One of the biggest advantages of USAs is that they are available to everyone, travel with individuals across jobs, and would simplify employee retirement and healthcare benefits. Not all Americans have access to 401(k)s, and those who do but switch jobs cannot contribute to their previous retirement account anymore. This forces them to either own multiple accounts from past jobs or cash out and move their assets to their new job’s account, incurring transfer fees. 401(k)s also provide less choice for workers since employers choose the account provider and consequently what investment options are available to workers. USAs would allow account holders to choose provider and investment options, giving them the opportunity to pay lower fees, diversify more, and gain independence from their employer. That said, people are not always incentivized to save, and one virtue of 401(k)s is that employers can nudge their employees towards saving by implementing automatic enrollment and other increasingly popular behavioral strategies.
USAs are available to everyone, travel with individuals across jobs, and would simplify employee retirement and healthcare benefits.
The GOP bill takes positive steps on 401(k)s by making them available to more Americans and more flexible, and giving everyone the option to use USAs for retirement without worrying about the consequences of quitting or being fired. Still, Congress should allow employers to contribute on behalf of their employees into their USAs to provide more choice and increase saving.

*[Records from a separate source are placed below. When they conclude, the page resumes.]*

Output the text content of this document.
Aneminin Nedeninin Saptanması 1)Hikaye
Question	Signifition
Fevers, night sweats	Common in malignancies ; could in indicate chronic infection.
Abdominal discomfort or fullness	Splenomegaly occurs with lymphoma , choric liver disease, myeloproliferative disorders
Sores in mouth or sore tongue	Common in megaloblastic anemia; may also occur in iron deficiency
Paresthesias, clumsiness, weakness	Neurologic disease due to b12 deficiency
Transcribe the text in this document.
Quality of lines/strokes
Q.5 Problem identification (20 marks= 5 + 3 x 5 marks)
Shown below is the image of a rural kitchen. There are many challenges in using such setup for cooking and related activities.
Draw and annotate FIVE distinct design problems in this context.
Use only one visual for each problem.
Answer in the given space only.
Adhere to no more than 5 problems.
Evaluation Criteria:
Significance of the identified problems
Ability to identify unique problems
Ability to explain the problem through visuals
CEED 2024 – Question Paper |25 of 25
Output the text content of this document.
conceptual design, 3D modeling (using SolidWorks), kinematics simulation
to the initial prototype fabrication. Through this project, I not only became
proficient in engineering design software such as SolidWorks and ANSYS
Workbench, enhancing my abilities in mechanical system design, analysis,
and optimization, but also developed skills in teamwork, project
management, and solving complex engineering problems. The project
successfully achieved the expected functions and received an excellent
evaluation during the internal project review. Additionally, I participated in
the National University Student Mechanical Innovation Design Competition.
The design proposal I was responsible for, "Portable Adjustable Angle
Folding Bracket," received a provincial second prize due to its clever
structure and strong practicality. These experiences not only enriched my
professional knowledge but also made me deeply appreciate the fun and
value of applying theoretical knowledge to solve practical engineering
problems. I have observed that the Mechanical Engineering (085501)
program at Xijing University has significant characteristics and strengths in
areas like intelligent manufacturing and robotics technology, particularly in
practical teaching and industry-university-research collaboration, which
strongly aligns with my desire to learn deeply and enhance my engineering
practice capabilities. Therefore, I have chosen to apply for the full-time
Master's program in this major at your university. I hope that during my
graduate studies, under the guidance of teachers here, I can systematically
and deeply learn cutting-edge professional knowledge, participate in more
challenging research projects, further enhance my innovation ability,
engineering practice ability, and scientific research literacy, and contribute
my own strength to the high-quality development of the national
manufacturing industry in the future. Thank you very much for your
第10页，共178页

Another benefit of USAs is their flexibility. The current system only allows Americans to save for goals that Congress considers important: Retirement, healthcare, and education. Yet, many working Millennials do not invest their savings in tax-exempt retirement, health savings, or college savings accounts because they have more immediate goals. The 2018 Discover Savings Survey showed that the most cited reasons Millennials saved were: building an emergency fund, vacation, holiday shopping, buying a home, and buying a car. Additionally, the survey showed that most Americans do not invest their savings in stocks or bonds, but they deposit them in saving or checking accounts that typically yield lower returns.
Everyone—especially young and low-income Americans with more immediate savings needs—will benefit from the flexibility of USAs, which allow individuals to withdraw their funds for any of their life goals rather than for government-sanctioned purposes. Congress should not waste any more time and allow Americans to save and invest in their future.